While conservatives successfully reformed the largest cash assistance welfare program back in 1996, inserting work requirements and changing the program to the Temporary Assistance for Needy Families (TANF) program, Jordan and Southerland note that conservatives “never used the TANF model to reform the rest of welfare. Down 10-0, conservatives scored one goal and high-fived all the way to the locker room. Meanwhile, liberals spent the next 16 years trying to undo the accomplishments of 1996.”
Despite a long list of accomplishments from the 1996 reform—including a 50 percent drop in welfare caseloads within five years and plummeting child poverty—liberals have stood in the way of reauthorizations of the law, and loopholes have allowed states to skirt the work requirement. And just a little more than two weeks ago, the Obama Administration issued a directive to completely gut the work requirement from TANF.
Meanwhile, government welfare spending on now roughly 80 federal programs has been climbing higher, totaling $927 billion last year with no end in sight.
“Liberals only offer more of the same,” assert Jordan and Southerland. “We can do better.” Instead of throwing more dollars into more government programs, “we need to fight the causes of welfare dependence, and many times the answer lies outside of Washington.”

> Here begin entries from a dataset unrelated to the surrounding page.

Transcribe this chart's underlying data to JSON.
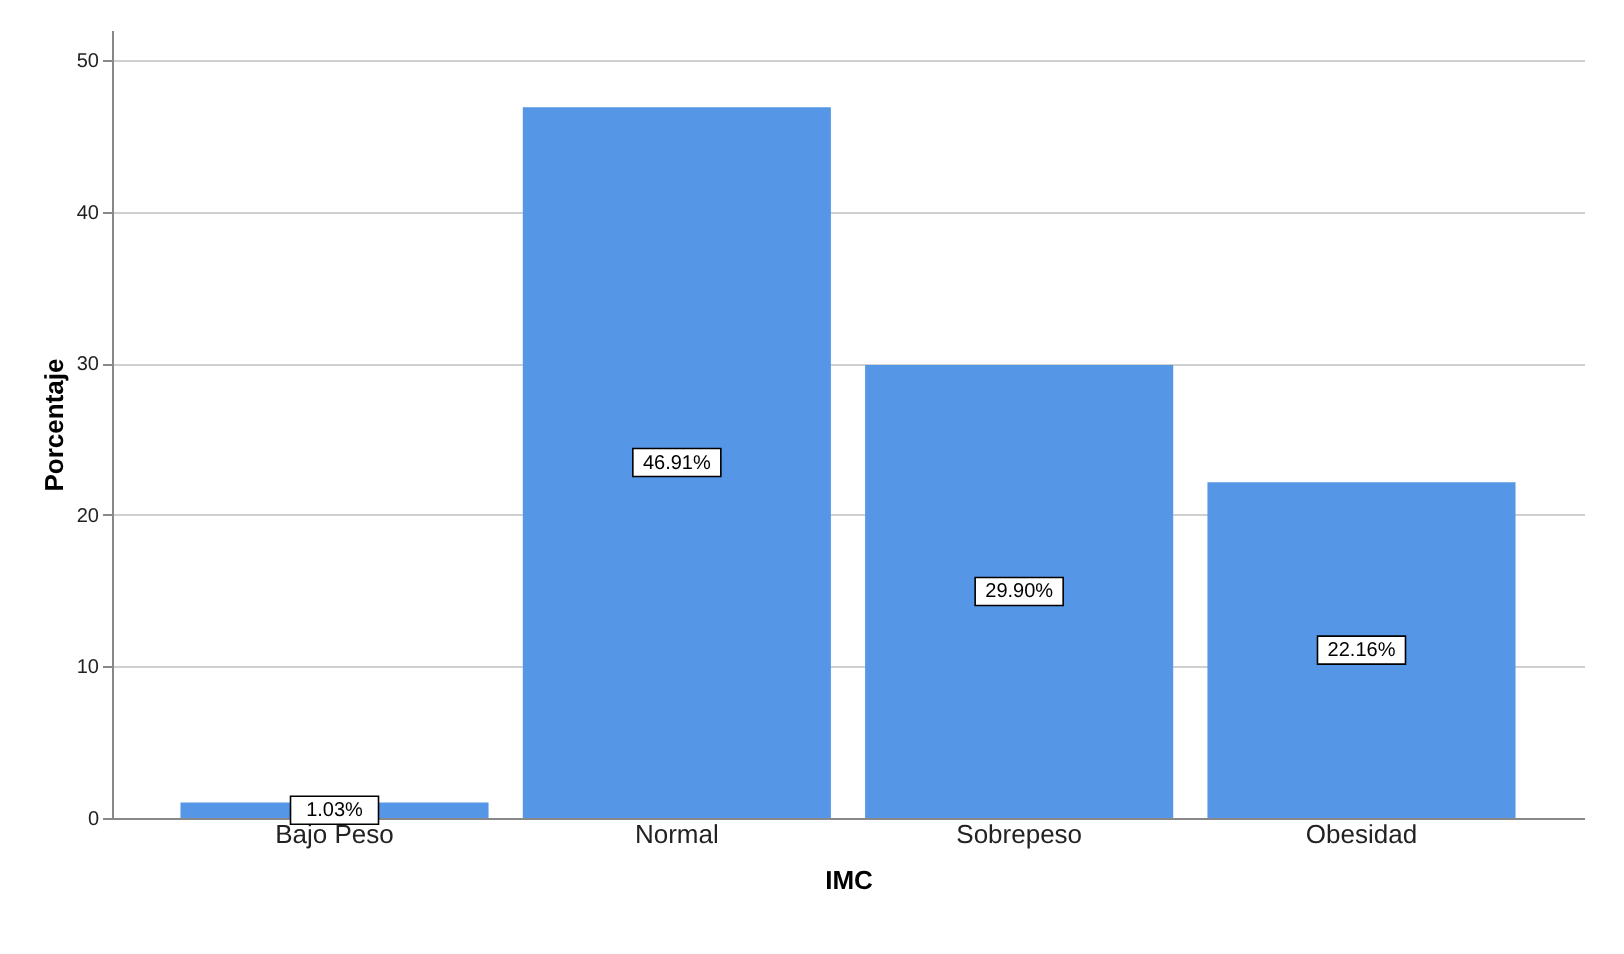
{
  "chart_data": {
    "type": "bar",
    "xlabel": "IMC",
    "ylabel": "Porcentaje",
    "categories": [
      "Bajo Peso",
      "Normal",
      "Sobrepeso",
      "Obesidad"
    ],
    "values": [
      1.03,
      46.91,
      29.9,
      22.16
    ],
    "value_labels": [
      "1.03%",
      "46.91%",
      "29.90%",
      "22.16%"
    ],
    "color": "#5596e6",
    "ylim": [
      0,
      52
    ],
    "yticks": [
      0,
      10,
      20,
      30,
      40,
      50
    ],
    "grid": "y"
  }
}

For example, they point to one private organization’s successes in fighting the causes of poverty, the Center for Neighborhood Enterprise.
“We recently visited George Wythe High School in Richmond [Virginia], where the Center for Neighborhood Enterprise (CNE) runs a mentoring program for at-risk youngsters. Youth advisers, most from troubled backgrounds themselves, are available 24/7 to help students stay on the right track. George Wythe used to be the most violence- and crime-ridden school in the city. After just two years, the school reported a 26 percent drop in fighting, a 68 percent decline in truancy and 63 percent fewer dropouts.”

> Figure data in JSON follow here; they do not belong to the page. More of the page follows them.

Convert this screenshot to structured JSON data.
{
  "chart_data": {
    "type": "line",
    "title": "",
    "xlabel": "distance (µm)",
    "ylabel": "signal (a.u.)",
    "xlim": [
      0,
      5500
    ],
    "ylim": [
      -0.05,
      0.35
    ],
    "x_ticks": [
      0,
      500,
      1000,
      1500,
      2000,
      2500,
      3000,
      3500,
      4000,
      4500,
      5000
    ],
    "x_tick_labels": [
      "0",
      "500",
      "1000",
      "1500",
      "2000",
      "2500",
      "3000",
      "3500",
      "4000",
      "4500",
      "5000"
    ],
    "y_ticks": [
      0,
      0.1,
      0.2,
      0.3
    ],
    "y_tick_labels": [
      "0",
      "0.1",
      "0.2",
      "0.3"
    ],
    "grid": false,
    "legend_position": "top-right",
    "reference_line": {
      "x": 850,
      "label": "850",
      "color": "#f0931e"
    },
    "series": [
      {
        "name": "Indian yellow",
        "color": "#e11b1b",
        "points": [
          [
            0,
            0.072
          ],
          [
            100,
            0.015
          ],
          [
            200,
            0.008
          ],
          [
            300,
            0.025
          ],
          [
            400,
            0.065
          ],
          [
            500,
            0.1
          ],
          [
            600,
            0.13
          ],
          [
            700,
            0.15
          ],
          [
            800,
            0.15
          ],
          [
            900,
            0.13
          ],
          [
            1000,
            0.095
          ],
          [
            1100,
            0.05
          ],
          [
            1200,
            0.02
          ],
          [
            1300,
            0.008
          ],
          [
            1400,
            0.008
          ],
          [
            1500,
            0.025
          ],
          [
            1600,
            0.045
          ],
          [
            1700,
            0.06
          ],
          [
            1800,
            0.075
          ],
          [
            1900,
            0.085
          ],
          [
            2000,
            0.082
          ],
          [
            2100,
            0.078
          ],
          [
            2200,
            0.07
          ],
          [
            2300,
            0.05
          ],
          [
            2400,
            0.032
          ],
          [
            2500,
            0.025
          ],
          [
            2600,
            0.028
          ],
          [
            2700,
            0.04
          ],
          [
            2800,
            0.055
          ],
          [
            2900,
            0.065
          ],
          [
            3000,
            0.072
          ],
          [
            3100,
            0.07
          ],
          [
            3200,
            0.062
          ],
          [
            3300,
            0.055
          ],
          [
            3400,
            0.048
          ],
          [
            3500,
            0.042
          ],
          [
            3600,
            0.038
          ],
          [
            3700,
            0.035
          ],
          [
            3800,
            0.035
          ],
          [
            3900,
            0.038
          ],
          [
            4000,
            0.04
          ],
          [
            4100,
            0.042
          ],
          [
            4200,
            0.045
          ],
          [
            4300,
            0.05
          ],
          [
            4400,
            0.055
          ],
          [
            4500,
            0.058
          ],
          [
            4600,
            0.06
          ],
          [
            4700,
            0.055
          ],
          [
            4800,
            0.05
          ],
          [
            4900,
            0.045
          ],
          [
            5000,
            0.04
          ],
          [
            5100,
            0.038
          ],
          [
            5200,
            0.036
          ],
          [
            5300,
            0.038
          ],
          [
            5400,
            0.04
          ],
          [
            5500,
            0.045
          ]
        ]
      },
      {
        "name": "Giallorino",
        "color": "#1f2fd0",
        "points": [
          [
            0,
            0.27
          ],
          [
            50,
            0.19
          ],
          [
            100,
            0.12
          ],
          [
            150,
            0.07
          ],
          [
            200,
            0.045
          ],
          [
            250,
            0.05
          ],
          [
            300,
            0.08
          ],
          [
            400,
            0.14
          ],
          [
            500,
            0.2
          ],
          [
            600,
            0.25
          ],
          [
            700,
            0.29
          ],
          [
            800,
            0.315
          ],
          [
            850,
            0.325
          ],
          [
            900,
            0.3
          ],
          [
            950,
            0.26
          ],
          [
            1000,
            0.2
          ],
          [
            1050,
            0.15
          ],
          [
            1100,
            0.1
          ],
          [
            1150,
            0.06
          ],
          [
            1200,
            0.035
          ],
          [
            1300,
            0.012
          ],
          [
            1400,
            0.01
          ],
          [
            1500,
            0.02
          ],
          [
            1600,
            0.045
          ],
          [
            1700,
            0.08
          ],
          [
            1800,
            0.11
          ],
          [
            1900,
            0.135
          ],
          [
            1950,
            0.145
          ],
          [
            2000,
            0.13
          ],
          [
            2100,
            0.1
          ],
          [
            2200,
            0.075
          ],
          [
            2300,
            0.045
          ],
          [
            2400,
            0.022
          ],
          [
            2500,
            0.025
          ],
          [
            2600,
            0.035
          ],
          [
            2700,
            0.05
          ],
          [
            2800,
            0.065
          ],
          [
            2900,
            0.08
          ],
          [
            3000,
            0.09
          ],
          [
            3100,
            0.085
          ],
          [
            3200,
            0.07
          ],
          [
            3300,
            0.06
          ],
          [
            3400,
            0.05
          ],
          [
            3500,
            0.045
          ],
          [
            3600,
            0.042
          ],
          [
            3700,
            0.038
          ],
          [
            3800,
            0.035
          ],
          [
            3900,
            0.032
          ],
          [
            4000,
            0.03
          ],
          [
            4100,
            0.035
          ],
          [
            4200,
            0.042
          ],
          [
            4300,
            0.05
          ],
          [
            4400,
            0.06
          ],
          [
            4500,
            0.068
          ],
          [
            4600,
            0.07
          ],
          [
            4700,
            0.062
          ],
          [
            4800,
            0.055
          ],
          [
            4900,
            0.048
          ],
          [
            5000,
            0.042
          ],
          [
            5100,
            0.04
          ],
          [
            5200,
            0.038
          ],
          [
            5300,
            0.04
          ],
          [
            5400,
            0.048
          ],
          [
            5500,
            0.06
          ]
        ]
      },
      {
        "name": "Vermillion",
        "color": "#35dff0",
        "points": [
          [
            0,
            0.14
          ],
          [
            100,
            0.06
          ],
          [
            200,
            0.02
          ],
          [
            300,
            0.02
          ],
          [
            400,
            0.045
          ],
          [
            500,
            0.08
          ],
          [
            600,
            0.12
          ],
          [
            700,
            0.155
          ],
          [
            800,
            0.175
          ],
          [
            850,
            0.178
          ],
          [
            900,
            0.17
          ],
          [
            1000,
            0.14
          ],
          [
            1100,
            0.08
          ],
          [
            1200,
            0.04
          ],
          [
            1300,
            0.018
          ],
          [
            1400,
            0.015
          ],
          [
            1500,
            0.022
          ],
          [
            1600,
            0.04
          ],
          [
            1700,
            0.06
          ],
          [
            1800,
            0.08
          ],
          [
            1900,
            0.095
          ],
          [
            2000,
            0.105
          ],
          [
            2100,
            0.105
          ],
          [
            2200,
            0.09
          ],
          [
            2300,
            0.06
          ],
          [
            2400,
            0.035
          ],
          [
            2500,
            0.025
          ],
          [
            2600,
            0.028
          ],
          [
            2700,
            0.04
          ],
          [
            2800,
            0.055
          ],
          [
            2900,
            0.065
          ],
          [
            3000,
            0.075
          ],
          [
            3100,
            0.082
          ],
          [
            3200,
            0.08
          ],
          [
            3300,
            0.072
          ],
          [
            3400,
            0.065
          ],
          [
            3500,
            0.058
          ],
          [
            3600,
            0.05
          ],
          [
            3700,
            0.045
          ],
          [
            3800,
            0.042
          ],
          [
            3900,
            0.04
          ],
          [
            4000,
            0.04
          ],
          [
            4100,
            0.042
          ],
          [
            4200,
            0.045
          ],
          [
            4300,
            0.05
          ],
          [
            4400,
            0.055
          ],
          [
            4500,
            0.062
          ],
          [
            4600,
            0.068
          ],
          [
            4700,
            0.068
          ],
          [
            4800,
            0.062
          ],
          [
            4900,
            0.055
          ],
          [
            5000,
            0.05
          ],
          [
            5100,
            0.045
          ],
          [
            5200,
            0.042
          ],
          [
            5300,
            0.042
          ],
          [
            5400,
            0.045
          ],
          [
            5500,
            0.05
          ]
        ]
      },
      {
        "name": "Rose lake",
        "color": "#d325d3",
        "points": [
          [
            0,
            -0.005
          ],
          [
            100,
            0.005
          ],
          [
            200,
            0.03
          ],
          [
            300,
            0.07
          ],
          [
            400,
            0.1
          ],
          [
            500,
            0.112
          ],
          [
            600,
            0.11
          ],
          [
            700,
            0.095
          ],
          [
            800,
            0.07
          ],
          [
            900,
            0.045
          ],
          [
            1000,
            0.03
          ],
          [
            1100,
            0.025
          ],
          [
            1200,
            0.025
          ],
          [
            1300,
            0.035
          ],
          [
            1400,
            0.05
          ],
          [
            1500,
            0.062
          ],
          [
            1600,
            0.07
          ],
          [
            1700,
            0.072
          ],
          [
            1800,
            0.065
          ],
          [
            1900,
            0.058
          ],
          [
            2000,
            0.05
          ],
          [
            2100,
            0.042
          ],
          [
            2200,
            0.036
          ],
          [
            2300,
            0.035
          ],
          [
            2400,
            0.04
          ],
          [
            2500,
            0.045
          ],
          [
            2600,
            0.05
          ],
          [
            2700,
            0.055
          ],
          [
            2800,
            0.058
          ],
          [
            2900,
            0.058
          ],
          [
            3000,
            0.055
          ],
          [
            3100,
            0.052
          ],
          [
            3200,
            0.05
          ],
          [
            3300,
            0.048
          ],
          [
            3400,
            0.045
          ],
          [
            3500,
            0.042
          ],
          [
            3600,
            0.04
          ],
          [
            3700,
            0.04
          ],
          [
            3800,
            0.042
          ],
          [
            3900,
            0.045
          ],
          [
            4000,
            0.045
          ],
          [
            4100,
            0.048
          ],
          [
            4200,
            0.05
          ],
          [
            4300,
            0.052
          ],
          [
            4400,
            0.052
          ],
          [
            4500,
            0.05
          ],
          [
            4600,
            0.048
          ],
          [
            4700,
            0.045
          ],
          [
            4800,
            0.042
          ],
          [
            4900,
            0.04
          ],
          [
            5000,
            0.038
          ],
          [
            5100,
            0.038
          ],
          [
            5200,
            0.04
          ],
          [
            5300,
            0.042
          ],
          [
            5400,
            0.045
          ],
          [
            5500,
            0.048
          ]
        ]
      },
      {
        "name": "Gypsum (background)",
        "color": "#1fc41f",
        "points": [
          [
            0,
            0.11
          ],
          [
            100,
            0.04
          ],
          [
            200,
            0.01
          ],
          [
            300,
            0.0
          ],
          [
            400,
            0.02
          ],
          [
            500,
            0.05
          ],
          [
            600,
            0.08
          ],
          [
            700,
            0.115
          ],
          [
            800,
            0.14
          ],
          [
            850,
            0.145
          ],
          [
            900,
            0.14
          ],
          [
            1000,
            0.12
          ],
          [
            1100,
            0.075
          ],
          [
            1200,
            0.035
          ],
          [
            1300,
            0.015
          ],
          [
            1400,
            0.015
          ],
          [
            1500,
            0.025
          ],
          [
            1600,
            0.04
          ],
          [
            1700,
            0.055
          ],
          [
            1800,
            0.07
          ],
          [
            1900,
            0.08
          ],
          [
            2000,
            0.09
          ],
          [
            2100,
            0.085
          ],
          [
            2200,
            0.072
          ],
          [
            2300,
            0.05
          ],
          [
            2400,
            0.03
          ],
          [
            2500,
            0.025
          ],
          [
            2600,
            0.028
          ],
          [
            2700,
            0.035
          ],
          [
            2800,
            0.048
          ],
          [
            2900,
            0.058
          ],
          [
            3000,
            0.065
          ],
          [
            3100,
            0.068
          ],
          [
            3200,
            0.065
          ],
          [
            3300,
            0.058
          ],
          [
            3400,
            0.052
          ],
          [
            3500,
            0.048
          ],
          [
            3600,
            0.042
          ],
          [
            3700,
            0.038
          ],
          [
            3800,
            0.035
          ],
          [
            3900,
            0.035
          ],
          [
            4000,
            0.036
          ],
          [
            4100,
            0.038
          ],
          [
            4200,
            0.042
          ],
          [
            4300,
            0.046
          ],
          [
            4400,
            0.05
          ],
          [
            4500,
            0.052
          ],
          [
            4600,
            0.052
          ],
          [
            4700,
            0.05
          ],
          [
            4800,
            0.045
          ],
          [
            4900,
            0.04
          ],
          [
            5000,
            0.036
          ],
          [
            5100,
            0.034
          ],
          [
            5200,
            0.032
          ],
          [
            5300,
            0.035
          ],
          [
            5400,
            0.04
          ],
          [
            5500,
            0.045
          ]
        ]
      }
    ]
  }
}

Fewer dropouts mean more students graduating and cutting their risk of avoiding poverty and government dependence.
“Conservative reformers have natural allies in groups like CNE and the families they help,” Jordan and Southerland assert. “Their hopes, dreams and frustrations with today’s ineffective liberal welfare state are no different from our own. They understand that no government check can replace earned success and supportive relationships. So let’s reach out, hear their solutions and work together to fight poverty.”